Books, Mail, and Love in Between
Main Cast: Tom Hanks, Meg Ryan, Greg Kinnear, Parker Posey
Director: Nora Ephron
Plot Summary: Kathleen Kelly owns a small bookstore in New York City, recently threatened when a large chain store named Fox Books builds a larger store across the street. She commiserates with an AOL IM pal, who offers good advice and welcome sympathy. As it turns out her IM pal is none other than Joe Fox, the owner of the major bookseller. Can their budding romance survive these truths revealed?

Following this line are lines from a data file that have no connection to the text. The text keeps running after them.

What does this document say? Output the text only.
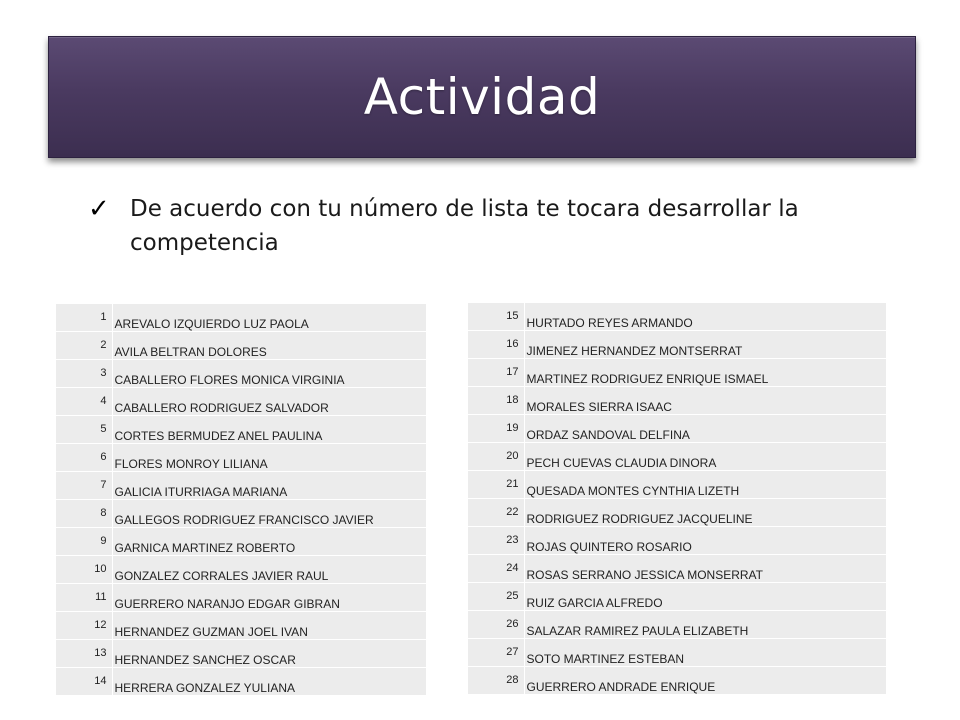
Actividad
✓ De acuerdo con tu número de lista te tocara desarrollar la competencia
1	AREVALO IZQUIERDO LUZ PAOLA
2	AVILA BELTRAN DOLORES
3	CABALLERO FLORES MONICA VIRGINIA
4	CABALLERO RODRIGUEZ SALVADOR
5	CORTES BERMUDEZ ANEL PAULINA
6	FLORES MONROY LILIANA
7	GALICIA ITURRIAGA MARIANA
8	GALLEGOS RODRIGUEZ FRANCISCO JAVIER
9	GARNICA MARTINEZ ROBERTO
10	GONZALEZ CORRALES JAVIER RAUL
11	GUERRERO NARANJO EDGAR GIBRAN
12	HERNANDEZ GUZMAN JOEL IVAN
13	HERNANDEZ SANCHEZ OSCAR
14	HERRERA GONZALEZ YULIANA
15	HURTADO REYES ARMANDO
16	JIMENEZ HERNANDEZ MONTSERRAT
17	MARTINEZ RODRIGUEZ ENRIQUE ISMAEL
18	MORALES SIERRA ISAAC
19	ORDAZ SANDOVAL DELFINA
20	PECH CUEVAS CLAUDIA DINORA
21	QUESADA MONTES CYNTHIA LIZETH
22	RODRIGUEZ RODRIGUEZ JACQUELINE
23	ROJAS QUINTERO ROSARIO
24	ROSAS SERRANO JESSICA MONSERRAT
25	RUIZ GARCIA ALFREDO
26	SALAZAR RAMIREZ PAULA ELIZABETH
27	SOTO MARTINEZ ESTEBAN
28	GUERRERO ANDRADE ENRIQUE
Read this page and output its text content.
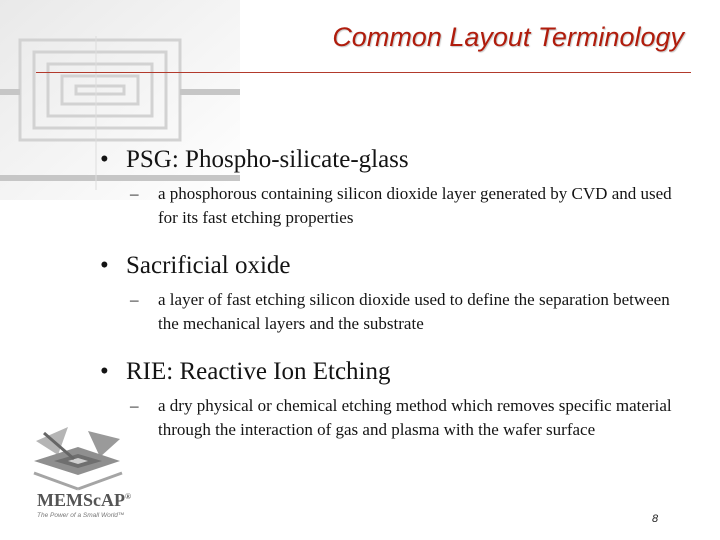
Common Layout Terminology
• PSG: Phospho-silicate-glass
– a phosphorous containing silicon dioxide layer generated by CVD and used for its fast etching properties
• Sacrificial oxide
– a layer of fast etching silicon dioxide used to define the separation between the mechanical layers and the substrate
• RIE: Reactive Ion Etching
– a dry physical or chemical etching method which removes specific material through the interaction of gas and plasma with the wafer surface
MEMScAP®
The Power of a Small World™	8
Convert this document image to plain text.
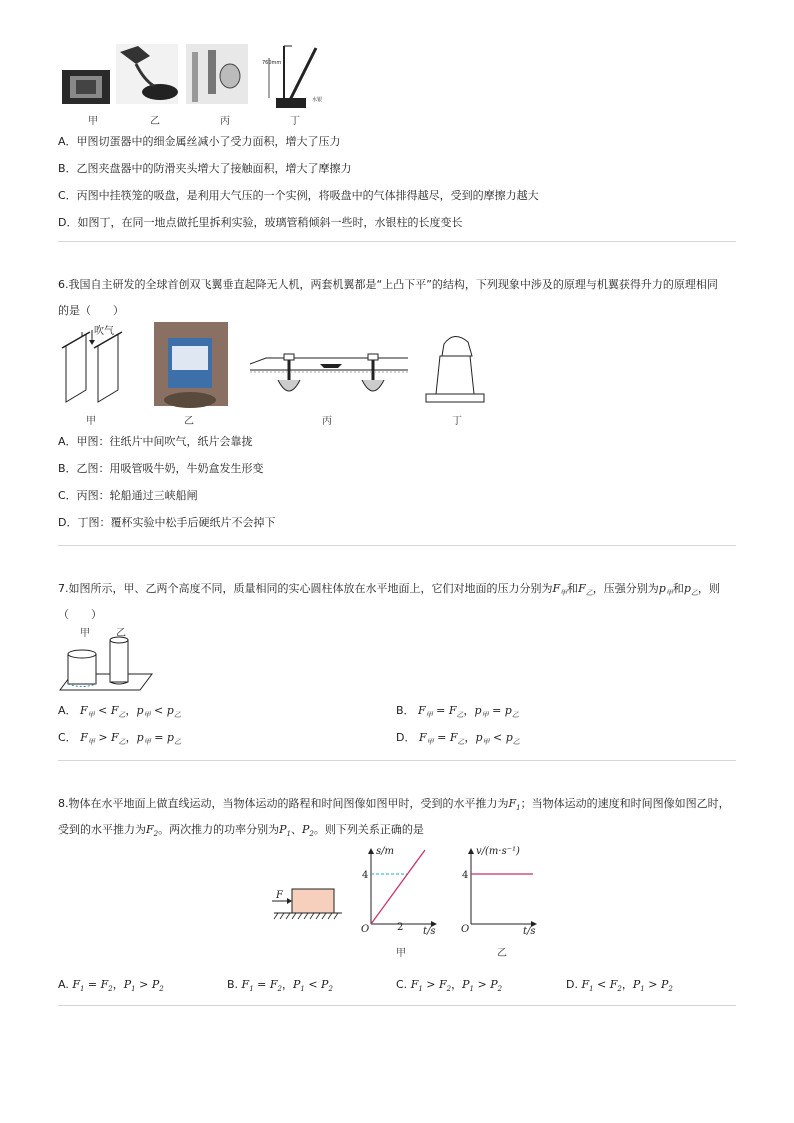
760mm
水银
甲	乙	丙	丁
A．甲图切蛋器中的细金属丝减小了受力面积，增大了压力
B．乙图夹盘器中的防滑夹头增大了接触面积，增大了摩擦力
C．丙图中挂筷笼的吸盘，是利用大气压的一个实例，将吸盘中的气体排得越尽，受到的摩擦力越大
D．如图丁，在同一地点做托里拆利实验，玻璃管稍倾斜一些时，水银柱的长度变长
6.我国自主研发的全球首创双飞翼垂直起降无人机，两套机翼都是“上凸下平”的结构，下列现象中涉及的原理与机翼获得升力的原理相同
的是（　　）
吹气
甲	乙	丙	丁
A．甲图：往纸片中间吹气，纸片会靠拢
B．乙图：用吸管吸牛奶，牛奶盒发生形变
C．丙图：轮船通过三峡船闸
D．丁图：覆杯实验中松手后硬纸片不会掉下
7.如图所示，甲、乙两个高度不同，质量相同的实心圆柱体放在水平地面上，它们对地面的压力分别为$F_甲$和$F_乙$，压强分别为$p_甲$和$p_乙$，则
（　　）
甲	乙
A． $F_甲 < F_乙$，$p_甲 < p_乙$	B． $F_甲 = F_乙$，$p_甲 = p_乙$
C． $F_甲 > F_乙$，$p_甲 = p_乙$	D． $F_甲 = F_乙$，$p_甲 < p_乙$
8.物体在水平地面上做直线运动，当物体运动的路程和时间图像如图甲时，受到的水平推力为$F_1$；当物体运动的速度和时间图像如图乙时，
受到的水平推力为$F_2$。两次推力的功率分别为$P_1$、$P_2$。则下列关系正确的是
F
s/m
4
O	2 t/s
甲
v/(m·s⁻¹)
4
O	t/s
乙
A. $F_1 = F_2$，$P_1 > P_2$	B. $F_1 = F_2$，$P_1 < P_2$	C. $F_1 > F_2$，$P_1 > P_2$	D. $F_1 < F_2$，$P_1 > P_2$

Riding the rising popularity of computers and chat rooms in the mid 1990s, this charming little tale of anonymous romance pulls out all the good things about IMing without showing out the bad. The IMs are a means to an end, of course, which is to keep the two flirters from knowing that they actually are sworn enemies. The story is slight: as usual with romances, we aren’t talking about major action (nor saving the world). Down to Earth, personal problems, focusing on the individual.

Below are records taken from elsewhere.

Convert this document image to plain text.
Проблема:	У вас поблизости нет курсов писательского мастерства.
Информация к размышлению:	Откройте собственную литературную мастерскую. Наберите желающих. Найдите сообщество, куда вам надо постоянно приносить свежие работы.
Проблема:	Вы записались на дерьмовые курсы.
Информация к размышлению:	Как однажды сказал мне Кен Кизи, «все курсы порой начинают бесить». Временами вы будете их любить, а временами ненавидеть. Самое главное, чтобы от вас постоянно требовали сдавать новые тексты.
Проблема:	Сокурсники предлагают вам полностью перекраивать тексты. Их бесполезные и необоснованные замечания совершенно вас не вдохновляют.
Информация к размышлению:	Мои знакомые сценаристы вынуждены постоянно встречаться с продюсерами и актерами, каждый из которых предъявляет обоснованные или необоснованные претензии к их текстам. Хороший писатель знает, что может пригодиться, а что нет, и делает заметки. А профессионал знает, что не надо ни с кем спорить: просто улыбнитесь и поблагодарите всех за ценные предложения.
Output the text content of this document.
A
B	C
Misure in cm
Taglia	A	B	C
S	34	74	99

Which means you have to like the personalities involved. Casting Meg Ryan and Tom Hanks might be a “no brainer” (at that time and place in Hollywood), but that doesn’t mean it isn’t true. Sometimes the studios do get it right. Ryan is her usual loveable, cute self, and Hanks is equally cute (in a guy way). Their communications over AOL are fresh and fun, certainly not commonplace and somewhat banal as it is today.
Of course they find out who their AOL partners are. Joe Fox finds out before Kathleen Kelly, and the way he deals with that knowledge is interesting. These are real people, and don’t (mostly) fall into the trap where they do and say things only because the plot requires it. The two professionals carry the somewhat cheesy plot and make this an enjoyable and solid offering of the genre. As more of a sci-fi and/or action movie lover, I still liked this movie.